Mosquito Repellent Spray
- 12 oz of witch hazel
- 15 drops of lemongrass essential oil
- 15 drops of citronella essential oil
- 10 drops of tea tree oil
- 10 drops of peppermint essential oil
- Mix all ingredients in a glass or stainless steel bowl.
- Pour the remedy into a glass spray bottle.
- Use the spray on your clothes and skin, avoiding the eyes and mouth.
- Shake well before each use.
- Store the remedy in a cool, dark place.
Wound Care Balm
- 2 drops of tea tree essential oil
- 2 drops of lavender essential oil
- 2 drops of helichrysum essential oil
- 2 drops of frankincense essential oil
- 2 tablespoons of organic coconut oil
- 2 teaspoons of beeswax (optional)
- Melt coconut oil and beeswax in a double boiler.
- Once melted, add essential oils to the mix.
- Mix well to combine all ingredients.
- Carefully pour the mixture into your container.
- Place the remedy in your refrigerator and allow it to solidify.

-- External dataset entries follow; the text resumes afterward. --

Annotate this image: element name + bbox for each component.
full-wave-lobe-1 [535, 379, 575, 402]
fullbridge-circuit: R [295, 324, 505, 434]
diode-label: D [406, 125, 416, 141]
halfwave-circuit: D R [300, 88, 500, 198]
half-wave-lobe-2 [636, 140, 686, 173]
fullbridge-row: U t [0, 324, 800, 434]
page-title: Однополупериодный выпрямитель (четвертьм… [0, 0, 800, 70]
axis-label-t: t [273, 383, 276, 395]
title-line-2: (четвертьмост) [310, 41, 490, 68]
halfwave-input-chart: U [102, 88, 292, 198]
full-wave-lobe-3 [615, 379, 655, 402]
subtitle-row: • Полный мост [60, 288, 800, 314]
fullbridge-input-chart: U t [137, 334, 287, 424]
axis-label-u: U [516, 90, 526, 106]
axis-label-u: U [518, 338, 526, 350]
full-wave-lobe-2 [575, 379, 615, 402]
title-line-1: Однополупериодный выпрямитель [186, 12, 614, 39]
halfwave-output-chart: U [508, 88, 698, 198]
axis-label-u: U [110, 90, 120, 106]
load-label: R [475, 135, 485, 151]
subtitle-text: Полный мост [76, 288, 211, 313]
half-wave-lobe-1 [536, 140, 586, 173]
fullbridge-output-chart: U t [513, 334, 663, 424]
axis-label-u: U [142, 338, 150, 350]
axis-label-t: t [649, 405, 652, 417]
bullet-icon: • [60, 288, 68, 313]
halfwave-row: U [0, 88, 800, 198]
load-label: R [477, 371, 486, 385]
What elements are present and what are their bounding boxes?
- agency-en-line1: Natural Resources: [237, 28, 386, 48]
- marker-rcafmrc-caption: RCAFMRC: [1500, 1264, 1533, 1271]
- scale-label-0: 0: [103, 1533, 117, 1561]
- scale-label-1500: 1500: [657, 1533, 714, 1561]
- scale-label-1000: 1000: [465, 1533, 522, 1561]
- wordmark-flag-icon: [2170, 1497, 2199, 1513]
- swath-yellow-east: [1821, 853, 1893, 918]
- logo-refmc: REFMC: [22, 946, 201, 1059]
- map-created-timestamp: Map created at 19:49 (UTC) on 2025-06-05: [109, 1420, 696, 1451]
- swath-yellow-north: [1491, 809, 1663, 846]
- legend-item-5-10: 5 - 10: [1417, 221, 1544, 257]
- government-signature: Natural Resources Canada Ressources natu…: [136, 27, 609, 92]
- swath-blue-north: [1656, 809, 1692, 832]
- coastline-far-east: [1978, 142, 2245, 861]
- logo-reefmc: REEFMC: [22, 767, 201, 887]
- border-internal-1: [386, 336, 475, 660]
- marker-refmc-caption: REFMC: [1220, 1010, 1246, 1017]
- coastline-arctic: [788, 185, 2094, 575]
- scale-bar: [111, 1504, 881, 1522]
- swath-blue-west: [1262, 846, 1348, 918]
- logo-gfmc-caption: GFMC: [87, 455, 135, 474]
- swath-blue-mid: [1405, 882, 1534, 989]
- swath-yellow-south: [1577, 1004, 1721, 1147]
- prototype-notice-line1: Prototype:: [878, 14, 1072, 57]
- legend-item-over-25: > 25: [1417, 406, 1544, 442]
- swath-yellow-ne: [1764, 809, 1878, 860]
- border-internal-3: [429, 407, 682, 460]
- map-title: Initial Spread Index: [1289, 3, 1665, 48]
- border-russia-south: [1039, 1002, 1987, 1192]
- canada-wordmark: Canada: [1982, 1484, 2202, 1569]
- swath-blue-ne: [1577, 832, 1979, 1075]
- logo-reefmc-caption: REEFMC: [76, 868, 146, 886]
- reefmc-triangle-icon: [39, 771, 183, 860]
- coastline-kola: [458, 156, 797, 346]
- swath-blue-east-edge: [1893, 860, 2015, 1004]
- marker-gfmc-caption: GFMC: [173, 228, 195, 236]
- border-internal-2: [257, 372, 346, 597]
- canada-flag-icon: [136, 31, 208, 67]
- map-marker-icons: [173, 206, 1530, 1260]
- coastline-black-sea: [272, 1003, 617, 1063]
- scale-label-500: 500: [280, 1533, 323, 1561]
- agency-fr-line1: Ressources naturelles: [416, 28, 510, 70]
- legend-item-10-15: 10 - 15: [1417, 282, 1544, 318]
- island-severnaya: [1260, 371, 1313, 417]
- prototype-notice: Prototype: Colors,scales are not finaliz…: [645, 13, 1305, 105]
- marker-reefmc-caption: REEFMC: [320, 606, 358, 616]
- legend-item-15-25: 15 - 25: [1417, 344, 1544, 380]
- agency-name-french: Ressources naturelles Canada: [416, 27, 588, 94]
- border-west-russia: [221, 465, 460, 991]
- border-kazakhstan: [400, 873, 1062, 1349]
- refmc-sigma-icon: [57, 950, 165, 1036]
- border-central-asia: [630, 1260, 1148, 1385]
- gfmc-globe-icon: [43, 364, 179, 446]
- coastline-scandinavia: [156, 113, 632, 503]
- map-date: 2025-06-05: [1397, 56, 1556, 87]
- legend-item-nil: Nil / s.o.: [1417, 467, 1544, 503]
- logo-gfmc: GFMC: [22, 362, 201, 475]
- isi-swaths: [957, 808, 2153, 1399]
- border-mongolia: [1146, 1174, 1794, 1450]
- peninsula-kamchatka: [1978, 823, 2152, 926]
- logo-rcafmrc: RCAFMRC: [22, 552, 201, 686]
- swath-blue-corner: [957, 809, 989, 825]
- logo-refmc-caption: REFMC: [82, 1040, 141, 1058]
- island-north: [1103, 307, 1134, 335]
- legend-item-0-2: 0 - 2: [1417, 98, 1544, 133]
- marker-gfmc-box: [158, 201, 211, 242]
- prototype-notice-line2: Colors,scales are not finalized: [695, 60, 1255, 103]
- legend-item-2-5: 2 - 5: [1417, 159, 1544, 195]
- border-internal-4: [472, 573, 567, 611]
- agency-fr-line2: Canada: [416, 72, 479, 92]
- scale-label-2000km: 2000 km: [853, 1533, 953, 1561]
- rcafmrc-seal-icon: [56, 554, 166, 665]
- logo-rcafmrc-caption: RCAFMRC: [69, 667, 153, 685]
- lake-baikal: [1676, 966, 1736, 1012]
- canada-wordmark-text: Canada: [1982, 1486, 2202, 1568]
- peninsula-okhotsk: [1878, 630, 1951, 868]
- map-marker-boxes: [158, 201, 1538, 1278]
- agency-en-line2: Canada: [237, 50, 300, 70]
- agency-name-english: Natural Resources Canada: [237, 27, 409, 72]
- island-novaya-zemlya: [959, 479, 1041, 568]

- Use the balm on cuts, scrapes and minor wounds.
Prepping is a form of art that is not difficult to master. It is always good to have a few prepped remedies up your sleeve when your wellbeing is at stake.
Having a basic muscle pain massage blend and go-to wound care remedy in your cabinet is highly recommended especially if you are an active person or have kids.
Essential oils have a rather long shelf life so your personalized blends will last you for a long time. Essential oils are highly effective and versatile. For that reason, it is recommended that you include pure essential oils in your survival kit as well.
Take a look at these last tips to ensure your prepping goes according to plan:
- Label your remedies to keep a track of your inventory and expiration dates.
- Store your prepped remedies in tinted glass containers, in a cool, dark place out of reach of children.
- Never ingest essential oils!
- Always dilute essential oils before topical application. 2% dilution is sufficient for adults. Add 12 drops of essential oil per every fl. oz. of carrier oil.
- Do a skin patch test to make sure you are not sensitive or allergic to the homemade remedy.
- If you are pregnant or breastfeeding, consult with your doctor prior to use of essential oils.